Ну если все устраивает,тогда и не заморачивайтесь!
Играйте и получайте удовольствие!
Тем более,что для Русского человека вопрос "крикливости" на первом месте!
По поводу отношения,тоже спорный вопрос...а они считают что очень даже хорошо к Вам относятся)).


----------



## Bayanist711 (17 Фев 2014)

А если обратиться на завод Акко или Юпитера, и сказать чтобы на пиколке и габое поставили цельные планки? Есть в этом смысл? Измениться ли от этого звучание?


----------



## zet10 (17 Фев 2014)

Не стоит!
Не ломайте инструмент!
Если по звучанию Вас все устраивает,то зачем Вы ломаете голову?


----------



## Bayanist711 (17 Фев 2014)

Но инструменту год ещё, а если в дальнейшем из-за этого начнут возникать проблемы? Расстраиваться, захлёбываться.


----------



## zet10 (17 Фев 2014)

По опыту говорю,что именно из за этого не должны!
Хотя конечно приятного мало осознавать,что внутри дорогого аппарата,дешевая работа.
Но на качество звучания это ближайшие годы не должно отразится.


----------



## uri (17 Фев 2014)

zet10, мой пост был как раз по поводу "дыр" под воском...согласитесь,что это подлянка,хотя и на звучании это видимо не отразилось...но такую работу вижу впервые...а так то играет,и хорошо)


----------



## oleg45120 (17 Фев 2014)

Как же заставить итальянцев не халтурить?
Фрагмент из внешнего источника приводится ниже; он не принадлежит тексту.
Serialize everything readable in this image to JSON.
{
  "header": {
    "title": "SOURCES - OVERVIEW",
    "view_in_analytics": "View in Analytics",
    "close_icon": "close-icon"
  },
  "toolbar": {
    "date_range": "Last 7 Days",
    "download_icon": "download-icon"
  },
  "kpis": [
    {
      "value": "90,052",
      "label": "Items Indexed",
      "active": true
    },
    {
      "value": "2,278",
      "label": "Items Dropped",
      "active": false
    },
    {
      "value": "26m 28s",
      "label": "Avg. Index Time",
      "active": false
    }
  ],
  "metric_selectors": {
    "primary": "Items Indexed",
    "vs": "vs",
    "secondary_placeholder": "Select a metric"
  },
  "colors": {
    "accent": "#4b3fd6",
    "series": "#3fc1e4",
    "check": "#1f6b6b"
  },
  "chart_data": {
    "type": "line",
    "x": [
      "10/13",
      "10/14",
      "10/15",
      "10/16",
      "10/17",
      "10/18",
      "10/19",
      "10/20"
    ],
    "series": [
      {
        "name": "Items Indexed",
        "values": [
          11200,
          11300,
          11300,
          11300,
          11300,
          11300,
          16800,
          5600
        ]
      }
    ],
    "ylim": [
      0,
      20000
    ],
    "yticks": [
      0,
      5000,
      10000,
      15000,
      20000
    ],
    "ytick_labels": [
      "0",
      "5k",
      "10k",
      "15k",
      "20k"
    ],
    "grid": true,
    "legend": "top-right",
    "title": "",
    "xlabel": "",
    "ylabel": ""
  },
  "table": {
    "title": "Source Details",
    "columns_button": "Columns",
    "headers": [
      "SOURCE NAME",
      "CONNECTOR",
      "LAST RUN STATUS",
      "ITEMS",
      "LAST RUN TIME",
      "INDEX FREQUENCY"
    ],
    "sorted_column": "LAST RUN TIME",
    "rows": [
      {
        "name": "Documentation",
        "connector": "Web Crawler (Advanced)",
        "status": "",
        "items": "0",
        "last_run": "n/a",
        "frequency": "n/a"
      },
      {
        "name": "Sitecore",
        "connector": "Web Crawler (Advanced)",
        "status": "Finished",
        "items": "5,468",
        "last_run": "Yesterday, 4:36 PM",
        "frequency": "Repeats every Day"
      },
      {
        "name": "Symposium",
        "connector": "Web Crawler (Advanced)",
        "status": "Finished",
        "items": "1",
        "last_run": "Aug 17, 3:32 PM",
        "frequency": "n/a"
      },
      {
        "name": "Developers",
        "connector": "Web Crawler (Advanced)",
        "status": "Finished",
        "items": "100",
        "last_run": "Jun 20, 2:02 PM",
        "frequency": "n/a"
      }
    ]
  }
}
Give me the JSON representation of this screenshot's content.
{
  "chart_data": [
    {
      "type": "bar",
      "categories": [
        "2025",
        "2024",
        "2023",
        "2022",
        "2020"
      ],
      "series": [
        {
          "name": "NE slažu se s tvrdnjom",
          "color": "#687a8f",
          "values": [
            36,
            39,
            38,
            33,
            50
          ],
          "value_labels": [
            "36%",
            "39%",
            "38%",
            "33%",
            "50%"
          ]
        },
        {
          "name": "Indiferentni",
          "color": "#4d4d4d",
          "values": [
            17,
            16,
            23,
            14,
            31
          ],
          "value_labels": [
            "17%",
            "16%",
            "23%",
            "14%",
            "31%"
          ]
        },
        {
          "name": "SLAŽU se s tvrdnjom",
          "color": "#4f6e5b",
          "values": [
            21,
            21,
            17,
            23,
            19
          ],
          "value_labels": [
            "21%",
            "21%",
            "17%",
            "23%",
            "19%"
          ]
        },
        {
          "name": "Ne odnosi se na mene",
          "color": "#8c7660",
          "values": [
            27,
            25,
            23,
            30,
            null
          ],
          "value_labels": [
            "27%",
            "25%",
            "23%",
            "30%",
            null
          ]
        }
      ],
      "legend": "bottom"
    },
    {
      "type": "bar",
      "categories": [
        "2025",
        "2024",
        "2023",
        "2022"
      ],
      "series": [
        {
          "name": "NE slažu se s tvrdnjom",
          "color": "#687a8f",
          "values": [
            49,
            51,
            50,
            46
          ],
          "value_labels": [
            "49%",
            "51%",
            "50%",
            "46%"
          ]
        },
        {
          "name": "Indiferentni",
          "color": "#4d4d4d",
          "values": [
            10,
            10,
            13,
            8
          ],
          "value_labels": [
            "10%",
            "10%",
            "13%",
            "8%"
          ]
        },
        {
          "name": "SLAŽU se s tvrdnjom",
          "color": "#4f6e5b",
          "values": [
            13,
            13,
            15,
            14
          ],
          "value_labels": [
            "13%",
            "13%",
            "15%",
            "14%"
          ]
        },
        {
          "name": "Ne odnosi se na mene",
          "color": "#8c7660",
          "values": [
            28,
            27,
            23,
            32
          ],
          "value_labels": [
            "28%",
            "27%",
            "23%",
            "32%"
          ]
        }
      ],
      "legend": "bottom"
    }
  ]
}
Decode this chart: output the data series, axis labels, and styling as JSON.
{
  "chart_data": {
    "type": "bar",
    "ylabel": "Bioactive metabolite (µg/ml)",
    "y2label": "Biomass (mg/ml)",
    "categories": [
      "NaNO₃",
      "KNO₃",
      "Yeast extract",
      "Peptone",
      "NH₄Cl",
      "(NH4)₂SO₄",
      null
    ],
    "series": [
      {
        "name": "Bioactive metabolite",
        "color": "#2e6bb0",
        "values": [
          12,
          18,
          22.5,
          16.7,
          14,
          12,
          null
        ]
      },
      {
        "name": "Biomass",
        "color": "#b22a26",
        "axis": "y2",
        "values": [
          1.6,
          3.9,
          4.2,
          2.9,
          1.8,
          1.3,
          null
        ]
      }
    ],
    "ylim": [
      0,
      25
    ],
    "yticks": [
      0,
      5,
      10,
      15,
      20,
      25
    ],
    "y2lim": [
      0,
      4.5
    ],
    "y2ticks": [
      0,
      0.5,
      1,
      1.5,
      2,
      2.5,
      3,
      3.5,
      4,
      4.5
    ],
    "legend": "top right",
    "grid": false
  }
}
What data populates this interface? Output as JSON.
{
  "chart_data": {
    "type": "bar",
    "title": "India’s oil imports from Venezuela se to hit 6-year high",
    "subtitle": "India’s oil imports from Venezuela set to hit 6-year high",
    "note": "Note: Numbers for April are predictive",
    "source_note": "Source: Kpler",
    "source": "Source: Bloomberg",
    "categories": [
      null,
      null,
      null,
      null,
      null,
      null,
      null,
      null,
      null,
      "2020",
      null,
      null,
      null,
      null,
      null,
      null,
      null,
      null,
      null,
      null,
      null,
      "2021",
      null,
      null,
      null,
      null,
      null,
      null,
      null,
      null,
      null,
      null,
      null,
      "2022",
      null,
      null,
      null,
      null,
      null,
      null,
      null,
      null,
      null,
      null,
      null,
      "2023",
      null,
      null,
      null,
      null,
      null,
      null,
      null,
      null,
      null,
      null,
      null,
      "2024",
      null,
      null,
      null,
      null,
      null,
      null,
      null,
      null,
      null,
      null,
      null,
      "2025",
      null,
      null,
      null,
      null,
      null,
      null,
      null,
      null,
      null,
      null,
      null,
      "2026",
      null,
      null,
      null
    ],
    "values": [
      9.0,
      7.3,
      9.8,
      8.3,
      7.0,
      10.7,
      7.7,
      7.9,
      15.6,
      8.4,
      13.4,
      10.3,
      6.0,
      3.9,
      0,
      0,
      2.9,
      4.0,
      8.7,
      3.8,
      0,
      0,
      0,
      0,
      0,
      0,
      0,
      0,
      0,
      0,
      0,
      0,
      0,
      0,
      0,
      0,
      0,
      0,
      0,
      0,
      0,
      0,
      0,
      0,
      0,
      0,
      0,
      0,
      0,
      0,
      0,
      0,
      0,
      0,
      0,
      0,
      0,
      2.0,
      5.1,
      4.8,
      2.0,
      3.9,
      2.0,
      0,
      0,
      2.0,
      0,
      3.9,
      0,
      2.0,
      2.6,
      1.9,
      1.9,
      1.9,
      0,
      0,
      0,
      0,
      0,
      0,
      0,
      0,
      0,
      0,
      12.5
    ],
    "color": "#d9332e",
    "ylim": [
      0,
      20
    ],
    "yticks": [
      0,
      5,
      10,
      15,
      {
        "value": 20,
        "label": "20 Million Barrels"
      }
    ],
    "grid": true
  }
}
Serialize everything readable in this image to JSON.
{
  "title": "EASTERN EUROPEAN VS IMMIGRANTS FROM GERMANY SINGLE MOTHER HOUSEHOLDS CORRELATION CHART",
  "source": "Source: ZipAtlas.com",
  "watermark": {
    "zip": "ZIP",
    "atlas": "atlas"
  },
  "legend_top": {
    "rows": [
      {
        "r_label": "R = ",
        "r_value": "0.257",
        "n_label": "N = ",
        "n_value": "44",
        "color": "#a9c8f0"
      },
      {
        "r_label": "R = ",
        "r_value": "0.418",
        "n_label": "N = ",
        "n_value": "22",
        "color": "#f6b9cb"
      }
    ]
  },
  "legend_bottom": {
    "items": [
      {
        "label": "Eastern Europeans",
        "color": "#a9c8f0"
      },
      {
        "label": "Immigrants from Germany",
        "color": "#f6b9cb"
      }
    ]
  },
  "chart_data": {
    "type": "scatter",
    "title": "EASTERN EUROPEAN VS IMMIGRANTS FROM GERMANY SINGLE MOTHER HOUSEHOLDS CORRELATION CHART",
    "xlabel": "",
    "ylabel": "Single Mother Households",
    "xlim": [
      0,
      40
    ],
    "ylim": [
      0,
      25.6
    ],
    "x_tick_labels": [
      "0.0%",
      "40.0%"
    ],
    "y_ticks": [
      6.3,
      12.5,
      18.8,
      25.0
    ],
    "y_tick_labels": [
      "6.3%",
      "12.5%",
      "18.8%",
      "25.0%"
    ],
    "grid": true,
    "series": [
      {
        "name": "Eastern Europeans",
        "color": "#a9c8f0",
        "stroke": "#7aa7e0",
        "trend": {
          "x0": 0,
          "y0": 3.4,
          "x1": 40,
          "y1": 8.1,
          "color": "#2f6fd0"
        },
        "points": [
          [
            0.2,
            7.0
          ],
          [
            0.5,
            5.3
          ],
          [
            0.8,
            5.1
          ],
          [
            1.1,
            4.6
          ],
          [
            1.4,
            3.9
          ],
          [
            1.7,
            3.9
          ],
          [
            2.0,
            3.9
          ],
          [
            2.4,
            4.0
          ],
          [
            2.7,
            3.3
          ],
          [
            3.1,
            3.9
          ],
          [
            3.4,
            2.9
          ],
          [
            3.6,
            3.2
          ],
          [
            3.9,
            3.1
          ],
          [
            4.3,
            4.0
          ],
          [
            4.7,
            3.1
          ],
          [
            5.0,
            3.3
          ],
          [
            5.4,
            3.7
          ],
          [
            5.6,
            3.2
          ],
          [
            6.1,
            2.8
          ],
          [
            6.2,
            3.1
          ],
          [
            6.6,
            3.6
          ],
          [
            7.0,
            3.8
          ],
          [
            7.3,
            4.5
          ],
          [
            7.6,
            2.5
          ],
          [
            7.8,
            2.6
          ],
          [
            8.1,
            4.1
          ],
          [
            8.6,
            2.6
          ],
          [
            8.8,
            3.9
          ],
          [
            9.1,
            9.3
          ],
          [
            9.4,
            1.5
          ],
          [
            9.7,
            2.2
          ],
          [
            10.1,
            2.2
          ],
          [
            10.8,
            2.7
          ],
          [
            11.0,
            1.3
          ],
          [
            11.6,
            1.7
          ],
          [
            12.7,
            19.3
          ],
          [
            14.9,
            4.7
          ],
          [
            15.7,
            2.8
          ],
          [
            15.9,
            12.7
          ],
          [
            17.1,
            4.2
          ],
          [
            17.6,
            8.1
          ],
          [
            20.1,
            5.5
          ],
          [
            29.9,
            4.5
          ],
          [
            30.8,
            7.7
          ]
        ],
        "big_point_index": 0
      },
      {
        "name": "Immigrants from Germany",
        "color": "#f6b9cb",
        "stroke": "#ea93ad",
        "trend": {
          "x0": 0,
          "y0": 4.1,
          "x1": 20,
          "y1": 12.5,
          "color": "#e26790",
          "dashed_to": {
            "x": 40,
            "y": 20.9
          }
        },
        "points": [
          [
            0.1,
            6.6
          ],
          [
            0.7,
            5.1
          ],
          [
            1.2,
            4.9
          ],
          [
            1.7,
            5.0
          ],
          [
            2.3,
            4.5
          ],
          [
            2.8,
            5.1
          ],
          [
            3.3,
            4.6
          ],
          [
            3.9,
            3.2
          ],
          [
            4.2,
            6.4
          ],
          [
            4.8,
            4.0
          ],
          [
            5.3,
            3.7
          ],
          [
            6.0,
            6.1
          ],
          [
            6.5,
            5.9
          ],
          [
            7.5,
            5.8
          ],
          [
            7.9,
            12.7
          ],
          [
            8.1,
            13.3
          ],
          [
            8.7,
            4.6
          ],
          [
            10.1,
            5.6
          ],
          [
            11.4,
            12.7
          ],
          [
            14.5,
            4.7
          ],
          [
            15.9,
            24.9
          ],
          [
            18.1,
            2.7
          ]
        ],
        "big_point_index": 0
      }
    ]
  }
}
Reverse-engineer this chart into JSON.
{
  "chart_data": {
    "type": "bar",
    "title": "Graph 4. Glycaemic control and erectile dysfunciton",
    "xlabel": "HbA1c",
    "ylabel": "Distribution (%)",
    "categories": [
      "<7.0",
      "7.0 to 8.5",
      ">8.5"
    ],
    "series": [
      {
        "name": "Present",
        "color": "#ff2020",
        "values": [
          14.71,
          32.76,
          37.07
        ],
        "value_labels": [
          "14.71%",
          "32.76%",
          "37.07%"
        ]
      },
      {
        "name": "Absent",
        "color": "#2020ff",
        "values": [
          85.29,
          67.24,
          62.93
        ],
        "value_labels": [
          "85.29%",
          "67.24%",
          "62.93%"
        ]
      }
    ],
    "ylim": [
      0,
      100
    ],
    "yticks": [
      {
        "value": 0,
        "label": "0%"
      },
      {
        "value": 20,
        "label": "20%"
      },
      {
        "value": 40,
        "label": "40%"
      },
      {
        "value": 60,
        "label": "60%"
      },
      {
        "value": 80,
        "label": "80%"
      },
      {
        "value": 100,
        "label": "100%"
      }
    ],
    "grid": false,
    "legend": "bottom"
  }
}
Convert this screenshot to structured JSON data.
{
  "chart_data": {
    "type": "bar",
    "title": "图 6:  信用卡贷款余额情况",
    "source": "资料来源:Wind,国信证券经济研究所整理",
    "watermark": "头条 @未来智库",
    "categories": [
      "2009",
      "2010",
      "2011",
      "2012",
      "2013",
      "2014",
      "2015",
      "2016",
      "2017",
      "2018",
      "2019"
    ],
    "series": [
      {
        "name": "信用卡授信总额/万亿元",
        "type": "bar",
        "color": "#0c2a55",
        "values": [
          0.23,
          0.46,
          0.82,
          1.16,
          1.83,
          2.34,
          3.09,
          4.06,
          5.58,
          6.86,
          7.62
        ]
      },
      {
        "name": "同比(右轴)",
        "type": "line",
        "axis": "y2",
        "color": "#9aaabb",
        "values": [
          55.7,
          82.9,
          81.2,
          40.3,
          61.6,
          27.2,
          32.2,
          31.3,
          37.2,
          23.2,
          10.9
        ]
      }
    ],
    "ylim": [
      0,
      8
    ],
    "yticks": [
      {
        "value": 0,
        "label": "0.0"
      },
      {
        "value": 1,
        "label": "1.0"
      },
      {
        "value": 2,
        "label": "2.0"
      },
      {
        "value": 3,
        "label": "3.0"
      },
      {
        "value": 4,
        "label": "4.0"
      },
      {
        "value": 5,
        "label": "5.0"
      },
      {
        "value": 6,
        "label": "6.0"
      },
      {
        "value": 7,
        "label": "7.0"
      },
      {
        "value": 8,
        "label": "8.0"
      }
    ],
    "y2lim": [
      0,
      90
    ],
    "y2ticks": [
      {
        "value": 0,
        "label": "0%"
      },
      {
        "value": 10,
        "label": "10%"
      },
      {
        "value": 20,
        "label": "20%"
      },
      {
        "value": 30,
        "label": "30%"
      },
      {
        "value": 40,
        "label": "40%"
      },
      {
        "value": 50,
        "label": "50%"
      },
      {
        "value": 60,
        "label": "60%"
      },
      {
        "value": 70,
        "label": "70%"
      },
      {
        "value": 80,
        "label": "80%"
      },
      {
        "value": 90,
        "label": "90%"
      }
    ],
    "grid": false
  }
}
Пользуются тем, что из России проблематично претензии предъявлять


----------



## zet10 (17 Фев 2014)

*uri*,
Согласен,кстати очень часто сталкивался в Италии с подобной "халтурой", почему?,причину объяснил выше.

*oleg45120*,
С пистолетом у виска надо стоять!Мафиозо  ,им это хорошо знакомо! А теперь и в нашей стране это в порядке вещей :crazy: :biggrin:


----------